Northwatch spokesperson Kathleen Brosemer acknowledges that project evolution is not unexpected, given both the thirty year timeline between the 2005 plan’s release and the earliest possible construction dates, plus the very conceptual nature of the NWMO’s “Adaptive Phased Management Plan”.

“We’ve no problem with continued research on ways to isolate nuclear waste over very long periods of time, given all the uncertainties associated with geological disposal concepts. And at first introduction the revised fuel container designer looks like it might have some actual advantages over the 2005 version of the NWMO’s used fuel container,” commented Brosemer from her office in Sault Ste. Marie.

“What we do take issue with is the way the NWMO presents their ideas. For the last ten years the NWMO has been touting the safety of their plan, with project descriptions that depicted a fuel container of a certain design and a message that said ‘we know how to do this’. Now they say they know how to do it, but it’s different than the way they knew how to do it a few years ago. Especially for people living with the prospect of a nuclear waste burial facility, this makes the story harder to follow than it needs to be”.

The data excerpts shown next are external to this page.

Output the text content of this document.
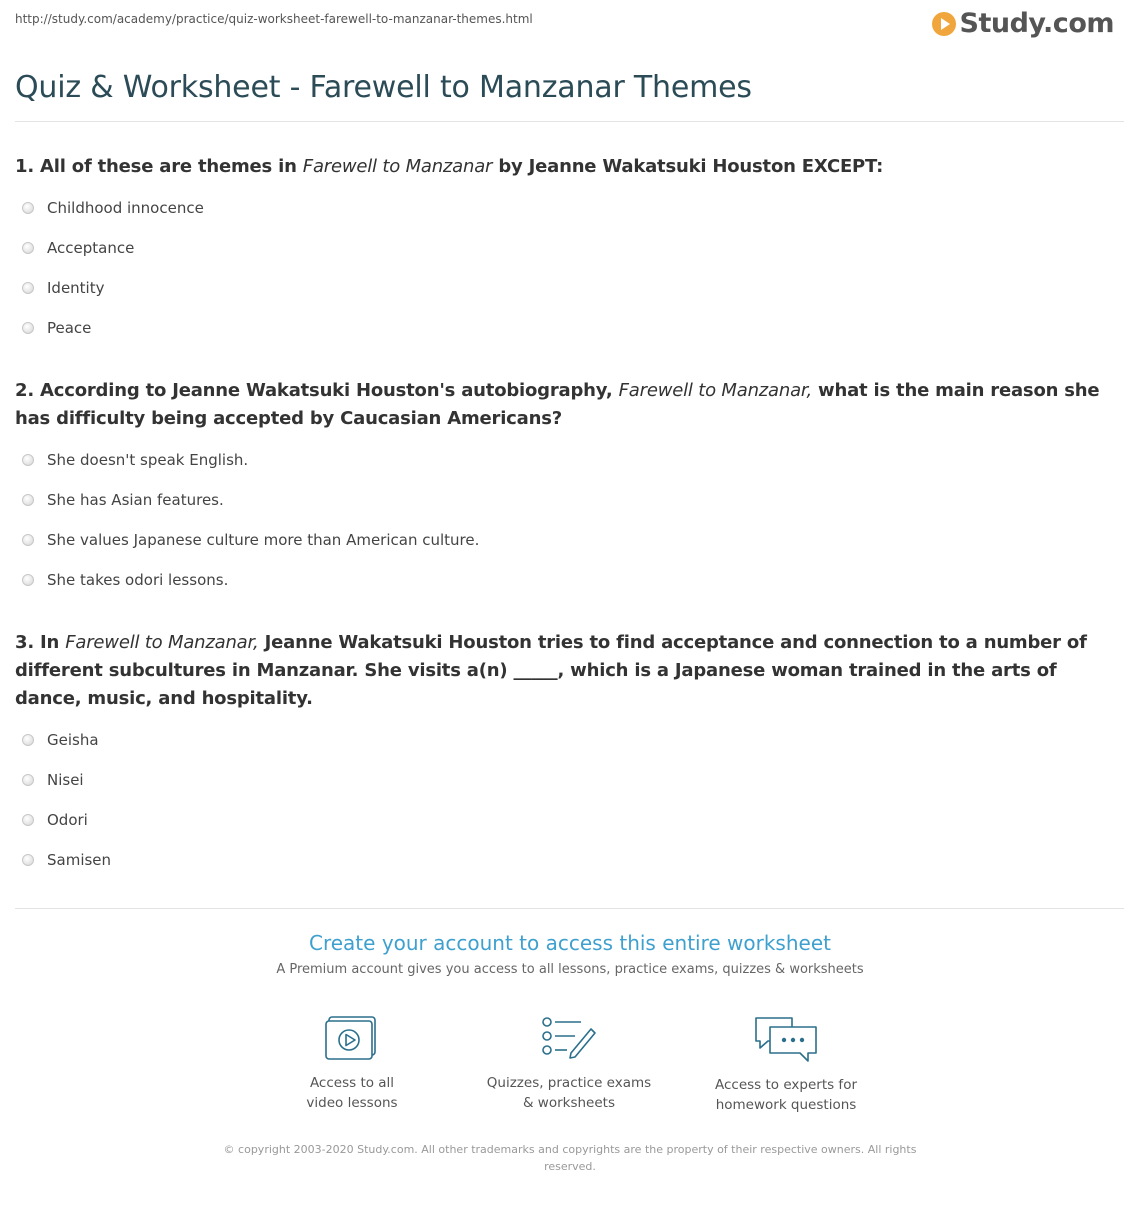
http://study.com/academy/practice/quiz-worksheet-farewell-to-manzanar-themes.html	Study.com
Quiz & Worksheet - Farewell to Manzanar Themes
1. All of these are themes in Farewell to Manzanar by Jeanne Wakatsuki Houston EXCEPT:
Childhood innocence
Acceptance
Identity
Peace
2. According to Jeanne Wakatsuki Houston's autobiography, Farewell to Manzanar, what is the main reason she has difficulty being accepted by Caucasian Americans?
She doesn't speak English.
She has Asian features.
She values Japanese culture more than American culture.
She takes odori lessons.
3. In Farewell to Manzanar, Jeanne Wakatsuki Houston tries to find acceptance and connection to a number of different subcultures in Manzanar. She visits a(n) _____, which is a Japanese woman trained in the arts of dance, music, and hospitality.
Geisha
Nisei
Odori
Samisen
Create your account to access this entire worksheet
A Premium account gives you access to all lessons, practice exams, quizzes & worksheets
Access to all
video lessons
Quizzes, practice exams
& worksheets
Access to experts for
homework questions
© copyright 2003-2020 Study.com. All other trademarks and copyrights are the property of their respective owners. All rights reserved.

A second and potentially even more significant shift in the NWMO plan is in the potential layout of the underground repository. For ten years, all NWMO project descriptions have been based on a single “compact” block layout, estimated to result in an underground footprint that is two kilometres by three kilometers. The NWMO’s predecessor plan by Atomic Energy of Canada Limited had a similar layout.

In the last day of technical sessions at the Ottawa conference, a new approach was outlined, generically titled by the consultant who developed it for the Nuclear Waste Management Organization as “Adaptive Deep Geologic Repository Layout”.

It signifies a huge shift: instead of situating the underground repository in a single rock formation, the notion of “adaptive layout” introduces the idea that a repository design could “bridge across fractures”.

As the workshop abstract explains, “Canadian layouts to date have assumed that a large enough homogeneous and isotropic domain (block) of rock will be available to host the repository”, but decades of research has yet to identify such a rock formation.

Perhaps in light of the NWMO’s current geological research or possibly just hedging their bets against an ongoing failure to find that elusive rock formation, the NWMO now appears to be on the brink of giving up the fundamental concept of geological repositories, i.e. that a single rock formation can be engineered to provide a barrier to the release of radioactive waste.

Asked about the changed designs for both the containers and underground layout, and how such major project design shifts get communicated through the NWMO’s “Learn More” program to residents in North Shore communities, Hornepayne Mayor Morley Forster responded that “the communication we have is that it’s a multi-discipline and international program and there’s a lot of peer review.”

Mayor Forster sees the value in his attending conferences like the one in Ottawa this week is in being able to report to his constituents that “Canada is not doing this alone”. Forester elaborated “If we were to say that we were doing it all by ourselves and nobody else was looking at it we wouldn’t be able to say with confidence that we were doing it right”.